The agency has also closed or idled six facilities within the past year in order to ease staffing burdens, Hurst said.
“We understand that there is no one solution to staffing but we will continue to find new and creative ways to fill critical positions,” he said.
Hurst said the TDCJ is likely to recoup the redirected funding through supplemental appropriation before it is needed, but when that will happen is unclear.
THE AUDIT
On Dec. 10, the Texas Secretary of State office launched phase two of its election audit targeting Tarrant, Collin, Dallas and Harris counties in which all except Collin County voted in favor of President Joe Biden.
Republican leaders continue to insist that widespread voter fraud occurs the state even though the number of voter fraud cases is less than 0.001%, according to reports.
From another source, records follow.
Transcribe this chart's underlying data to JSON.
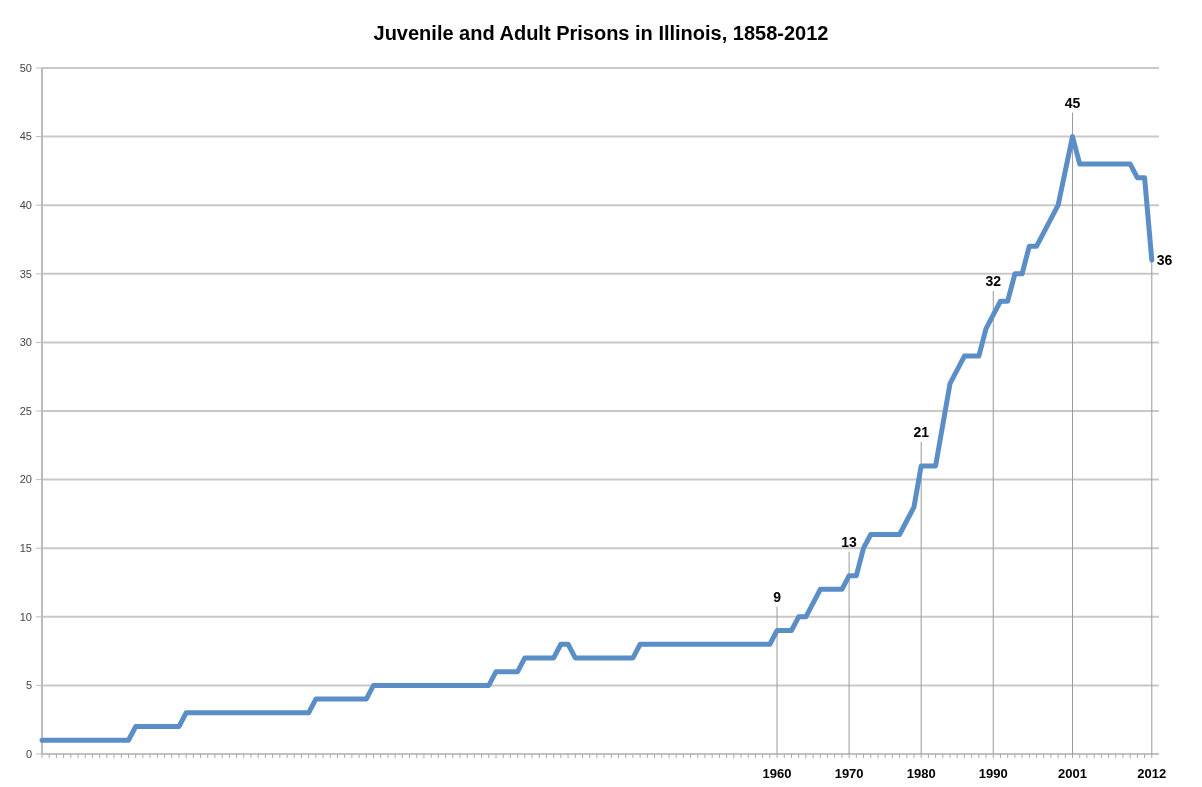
{
  "chart_data": {
    "type": "line",
    "title": "Juvenile and Adult Prisons in Illinois, 1858-2012",
    "x": [
      1858,
      1870,
      1871,
      1877,
      1878,
      1895,
      1896,
      1903,
      1904,
      1920,
      1921,
      1924,
      1925,
      1929,
      1930,
      1931,
      1932,
      1940,
      1941,
      1959,
      1960,
      1962,
      1963,
      1964,
      1965,
      1966,
      1969,
      1970,
      1971,
      1972,
      1973,
      1977,
      1979,
      1980,
      1982,
      1984,
      1986,
      1988,
      1989,
      1990,
      1991,
      1992,
      1993,
      1994,
      1995,
      1996,
      1997,
      1999,
      2001,
      2002,
      2009,
      2010,
      2011,
      2012
    ],
    "series": [
      {
        "color": "#5b8ec6",
        "values": [
          1,
          1,
          2,
          2,
          3,
          3,
          4,
          4,
          5,
          5,
          6,
          6,
          7,
          7,
          8,
          8,
          7,
          7,
          8,
          8,
          9,
          9,
          10,
          10,
          11,
          12,
          12,
          13,
          13,
          15,
          16,
          16,
          18,
          21,
          21,
          27,
          29,
          29,
          31,
          32,
          33,
          33,
          35,
          35,
          37,
          37,
          38,
          40,
          45,
          43,
          43,
          42,
          42,
          36
        ]
      }
    ],
    "xlim": [
      1858,
      2013
    ],
    "xticks": [
      {
        "value": 1858,
        "label": null
      },
      {
        "value": 1859,
        "label": null
      },
      {
        "value": 1860,
        "label": null
      },
      {
        "value": 1861,
        "label": null
      },
      {
        "value": 1862,
        "label": null
      },
      {
        "value": 1863,
        "label": null
      },
      {
        "value": 1864,
        "label": null
      },
      {
        "value": 1865,
        "label": null
      },
      {
        "value": 1866,
        "label": null
      },
      {
        "value": 1867,
        "label": null
      },
      {
        "value": 1868,
        "label": null
      },
      {
        "value": 1869,
        "label": null
      },
      {
        "value": 1870,
        "label": null
      },
      {
        "value": 1871,
        "label": null
      },
      {
        "value": 1872,
        "label": null
      },
      {
        "value": 1873,
        "label": null
      },
      {
        "value": 1874,
        "label": null
      },
      {
        "value": 1875,
        "label": null
      },
      {
        "value": 1876,
        "label": null
      },
      {
        "value": 1877,
        "label": null
      },
      {
        "value": 1878,
        "label": null
      },
      {
        "value": 1879,
        "label": null
      },
      {
        "value": 1880,
        "label": null
      },
      {
        "value": 1881,
        "label": null
      },
      {
        "value": 1882,
        "label": null
      },
      {
        "value": 1883,
        "label": null
      },
      {
        "value": 1884,
        "label": null
      },
      {
        "value": 1885,
        "label": null
      },
      {
        "value": 1886,
        "label": null
      },
      {
        "value": 1887,
        "label": null
      },
      {
        "value": 1888,
        "label": null
      },
      {
        "value": 1889,
        "label": null
      },
      {
        "value": 1890,
        "label": null
      },
      {
        "value": 1891,
        "label": null
      },
      {
        "value": 1892,
        "label": null
      },
      {
        "value": 1893,
        "label": null
      },
      {
        "value": 1894,
        "label": null
      },
      {
        "value": 1895,
        "label": null
      },
      {
        "value": 1896,
        "label": null
      },
      {
        "value": 1897,
        "label": null
      },
      {
        "value": 1898,
        "label": null
      },
      {
        "value": 1899,
        "label": null
      },
      {
        "value": 1900,
        "label": null
      },
      {
        "value": 1901,
        "label": null
      },
      {
        "value": 1902,
        "label": null
      },
      {
        "value": 1903,
        "label": null
      },
      {
        "value": 1904,
        "label": null
      },
      {
        "value": 1905,
        "label": null
      },
      {
        "value": 1906,
        "label": null
      },
      {
        "value": 1907,
        "label": null
      },
      {
        "value": 1908,
        "label": null
      },
      {
        "value": 1909,
        "label": null
      },
      {
        "value": 1910,
        "label": null
      },
      {
        "value": 1911,
        "label": null
      },
      {
        "value": 1912,
        "label": null
      },
      {
        "value": 1913,
        "label": null
      },
      {
        "value": 1914,
        "label": null
      },
      {
        "value": 1915,
        "label": null
      },
      {
        "value": 1916,
        "label": null
      },
      {
        "value": 1917,
        "label": null
      },
      {
        "value": 1918,
        "label": null
      },
      {
        "value": 1919,
        "label": null
      },
      {
        "value": 1920,
        "label": null
      },
      {
        "value": 1921,
        "label": null
      },
      {
        "value": 1922,
        "label": null
      },
      {
        "value": 1923,
        "label": null
      },
      {
        "value": 1924,
        "label": null
      },
      {
        "value": 1925,
        "label": null
      },
      {
        "value": 1926,
        "label": null
      },
      {
        "value": 1927,
        "label": null
      },
      {
        "value": 1928,
        "label": null
      },
      {
        "value": 1929,
        "label": null
      },
      {
        "value": 1930,
        "label": null
      },
      {
        "value": 1931,
        "label": null
      },
      {
        "value": 1932,
        "label": null
      },
      {
        "value": 1933,
        "label": null
      },
      {
        "value": 1934,
        "label": null
      },
      {
        "value": 1935,
        "label": null
      },
      {
        "value": 1936,
        "label": null
      },
      {
        "value": 1937,
        "label": null
      },
      {
        "value": 1938,
        "label": null
      },
      {
        "value": 1939,
        "label": null
      },
      {
        "value": 1940,
        "label": null
      },
      {
        "value": 1941,
        "label": null
      },
      {
        "value": 1942,
        "label": null
      },
      {
        "value": 1943,
        "label": null
      },
      {
        "value": 1944,
        "label": null
      },
      {
        "value": 1945,
        "label": null
      },
      {
        "value": 1946,
        "label": null
      },
      {
        "value": 1947,
        "label": null
      },
      {
        "value": 1948,
        "label": null
      },
      {
        "value": 1949,
        "label": null
      },
      {
        "value": 1950,
        "label": null
      },
      {
        "value": 1951,
        "label": null
      },
      {
        "value": 1952,
        "label": null
      },
      {
        "value": 1953,
        "label": null
      },
      {
        "value": 1954,
        "label": null
      },
      {
        "value": 1955,
        "label": null
      },
      {
        "value": 1956,
        "label": null
      },
      {
        "value": 1957,
        "label": null
      },
      {
        "value": 1958,
        "label": null
      },
      {
        "value": 1959,
        "label": null
      },
      1960,
      {
        "value": 1961,
        "label": null
      },
      {
        "value": 1962,
        "label": null
      },
      {
        "value": 1963,
        "label": null
      },
      {
        "value": 1964,
        "label": null
      },
      {
        "value": 1965,
        "label": null
      },
      {
        "value": 1966,
        "label": null
      },
      {
        "value": 1967,
        "label": null
      },
      {
        "value": 1968,
        "label": null
      },
      {
        "value": 1969,
        "label": null
      },
      1970,
      {
        "value": 1971,
        "label": null
      },
      {
        "value": 1972,
        "label": null
      },
      {
        "value": 1973,
        "label": null
      },
      {
        "value": 1974,
        "label": null
      },
      {
        "value": 1975,
        "label": null
      },
      {
        "value": 1976,
        "label": null
      },
      {
        "value": 1977,
        "label": null
      },
      {
        "value": 1978,
        "label": null
      },
      {
        "value": 1979,
        "label": null
      },
      1980,
      {
        "value": 1981,
        "label": null
      },
      {
        "value": 1982,
        "label": null
      },
      {
        "value": 1983,
        "label": null
      },
      {
        "value": 1984,
        "label": null
      },
      {
        "value": 1985,
        "label": null
      },
      {
        "value": 1986,
        "label": null
      },
      {
        "value": 1987,
        "label": null
      },
      {
        "value": 1988,
        "label": null
      },
      {
        "value": 1989,
        "label": null
      },
      1990,
      {
        "value": 1991,
        "label": null
      },
      {
        "value": 1992,
        "label": null
      },
      {
        "value": 1993,
        "label": null
      },
      {
        "value": 1994,
        "label": null
      },
      {
        "value": 1995,
        "label": null
      },
      {
        "value": 1996,
        "label": null
      },
      {
        "value": 1997,
        "label": null
      },
      {
        "value": 1998,
        "label": null
      },
      {
        "value": 1999,
        "label": null
      },
      {
        "value": 2000,
        "label": null
      },
      2001,
      {
        "value": 2002,
        "label": null
      },
      {
        "value": 2003,
        "label": null
      },
      {
        "value": 2004,
        "label": null
      },
      {
        "value": 2005,
        "label": null
      },
      {
        "value": 2006,
        "label": null
      },
      {
        "value": 2007,
        "label": null
      },
      {
        "value": 2008,
        "label": null
      },
      {
        "value": 2009,
        "label": null
      },
      {
        "value": 2010,
        "label": null
      },
      {
        "value": 2011,
        "label": null
      },
      2012
    ],
    "ylim": [
      0,
      50
    ],
    "yticks": [
      0,
      5,
      10,
      15,
      20,
      25,
      30,
      35,
      40,
      45,
      50
    ],
    "grid": "y",
    "marker": "none",
    "line_style": "solid",
    "ref_lines": [
      {
        "axis": "x",
        "value": 1960
      },
      {
        "axis": "x",
        "value": 1970
      },
      {
        "axis": "x",
        "value": 1980
      },
      {
        "axis": "x",
        "value": 1990
      },
      {
        "axis": "x",
        "value": 2001
      },
      {
        "axis": "x",
        "value": 2012
      }
    ],
    "annotations": [
      {
        "text": "9",
        "x": 1960,
        "y": 9
      },
      {
        "text": "13",
        "x": 1970,
        "y": 13
      },
      {
        "text": "21",
        "x": 1980,
        "y": 21
      },
      {
        "text": "32",
        "x": 1990,
        "y": 32
      },
      {
        "text": "45",
        "x": 2001,
        "y": 45
      },
      {
        "text": "36",
        "x": 2012,
        "y": 36
      }
    ]
  }
}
In the 2020 election, 11 million Texans voted. The Texas Attorney General’s Office received 24 complaints where only a handful were prosecuted.
Nonetheless, Texas Secretary of State John Scott said the audit will “restore faith in Texas elections.”
“For the past several election cycles, voters have faced a crisis of confidence in the very system that underpins our representative form of government,” Scott said previously.
The state has already conducted partial manual recounts, election security assessments and voter eligibility verification, but Scott insisted there is a need to go further.
The office issued an exhaustive document request of publicly available election materials which it said will cover about 35% of all votes cast in the November 2020 General Election in Texas.
“Texas is leading in election integrity. As we embark on Phase 2 of our agency’s Full Forensic Audit of the 2020 Election, we want to ensure every single eligible Texas voter knows that ballots in Texas are being properly processed, tabulated, and reported by county election officials in accordance with state and federal law,” Scott said in a news release.
Texas is not the only state to have funded election integrity initiatives. Wisconsin taxpayers have funded $700,000 worth of initiatives and Arizona taxpayers are funding a continued investigation into the 2020 election.
Even so, Kevin Boyle ,a professor of American History at Northwestern University, said an audit — even if it proves the previously established results to be accurate and Biden is the rightful president — will not strengthen beliefs in a system GOP elected officials are determined to tear down.
Boyle said he believes unless Republican leaders stand up to what is the fundamental truth, that the election was not stolen and there is no widespread voter fraud, Texans will continue to see a push by GOP leaders for more election restrictions.
“They understand this election wasn’t stolen, but they’re not saying that they are not standing up to that fundamental lie. That’s what needs to happen in the United States,” Boyle said. “Republican leadership sees a political advantage in pushing this lie, and by doing that, they are threatening the democratic system.”
He added: “We need people and there are people in the [Republican] party … to say the nation matters more than your political advantage.”